Both coupled climate model simulations and instrumental data analyses indicate that variability in the large scale circulation of the Atlantic Ocean (also called the Atlantic meridional overturning circulation, or AMOC) may be tightly coupled to tropical North Atlantic and subsurface temperature variability through both atmospheric and oceanic processes. While a slowdown of the AMOC results in an atmospheric-induced surface cooling in the entire tropical North Atlantic, the subsurface experiences an even larger warming due to rapid reorganizations of ocean circulation patterns. As a result, recent modeling studies and observational data point to the subsurface of the western tropical North Atlantic as the most sensitive Tropical Atlantic region to respond to AMOC variability.
This study, co-led by a paleoceanographer and a climate modeler from Texas A & M University, combines proxy reconstructions of sea surface and subsurface temperature and salinity with climate model simulations to identify and understand teleconnections between ocean circulation, high latitude variability, and tropical Atlantic climate. Specifically, the researchers will use a time slice approach to investigate the evolution of vertical temperature and salinity change in the western Tropical North Atlantic linked directly to atmospheric and ocean circulation changes during three of the most significant events of the last deglaciation (Heinrich Event 1, the Bolling-Allerod, and the Younger Dryas). They will also test the fidelity of model results by generating similar proxy records for the past 60,000 years.
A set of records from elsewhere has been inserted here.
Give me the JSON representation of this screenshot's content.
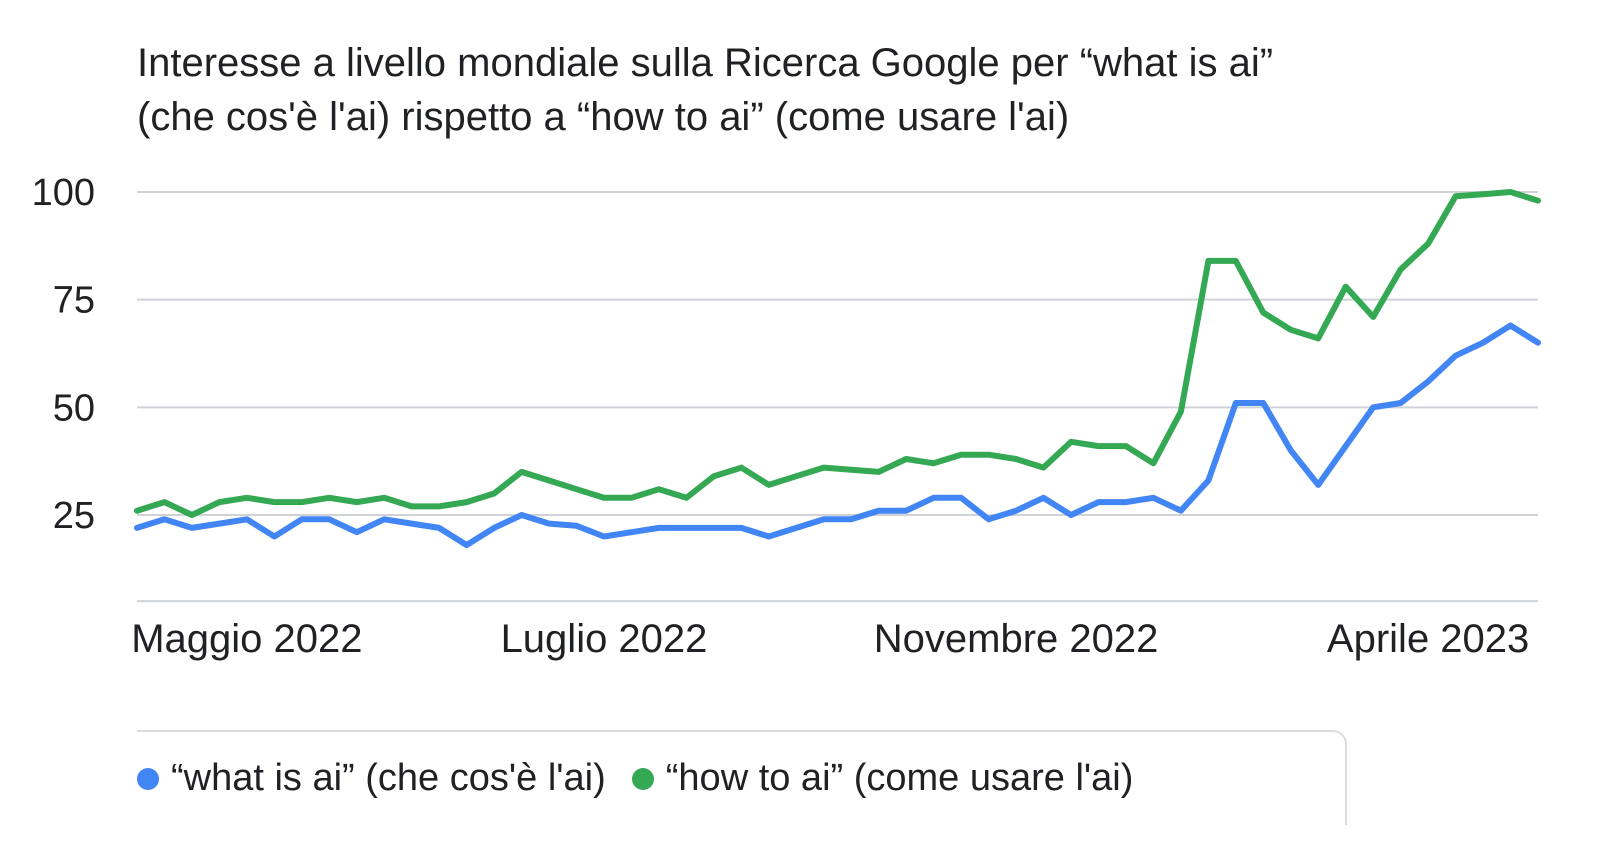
{
  "chart_data": {
    "type": "line",
    "title_lines": [
      "Interesse a livello mondiale sulla Ricerca Google per “what is ai”",
      "(che cos'è l'ai) rispetto a “how to ai” (come usare l'ai)"
    ],
    "ylim": [
      5,
      100
    ],
    "yticks": [
      25,
      50,
      75,
      100
    ],
    "x_tick_labels": [
      {
        "label": "Maggio 2022",
        "index": 4
      },
      {
        "label": "Luglio 2022",
        "index": 17
      },
      {
        "label": "Novembre 2022",
        "index": 32
      },
      {
        "label": "Aprile 2023",
        "index": 47
      }
    ],
    "series": [
      {
        "name": "“what is ai” (che cos'è l'ai)",
        "color": "#4285f4",
        "values": [
          22,
          24,
          22,
          23,
          24,
          20,
          24,
          24,
          21,
          24,
          23,
          22,
          18,
          22,
          25,
          23,
          22.5,
          20,
          21,
          22,
          22,
          22,
          22,
          20,
          22,
          24,
          24,
          26,
          26,
          29,
          29,
          24,
          26,
          29,
          25,
          28,
          28,
          29,
          26,
          33,
          51,
          51,
          40,
          32,
          41,
          50,
          51,
          56,
          62,
          65,
          69,
          65
        ]
      },
      {
        "name": "“how to ai” (come usare l'ai)",
        "color": "#34a853",
        "values": [
          26,
          28,
          25,
          28,
          29,
          28,
          28,
          29,
          28,
          29,
          27,
          27,
          28,
          30,
          35,
          33,
          31,
          29,
          29,
          31,
          29,
          34,
          36,
          32,
          34,
          36,
          35.5,
          35,
          38,
          37,
          39,
          39,
          38,
          36,
          42,
          41,
          41,
          37,
          49,
          84,
          84,
          72,
          68,
          66,
          78,
          71,
          82,
          88,
          99,
          99.5,
          100,
          98
        ]
      }
    ]
  }
}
Overall they seek to test the hypothesis that cold periods on the high-latitude North Atlantic correspond to intense subsurface warming in the western tropical North Atlantic, suggesting that western tropical North Atlantic subsurface temperature change is a sensitive indicator of AMOC variability.
This research will improve understanding of the interplay between ocean circulation and climate change, and could potentially improve predictive capability of tropical Atlantic climate variability. Funding supports two graduate students and fosters greater collaboration between two communities of researchers.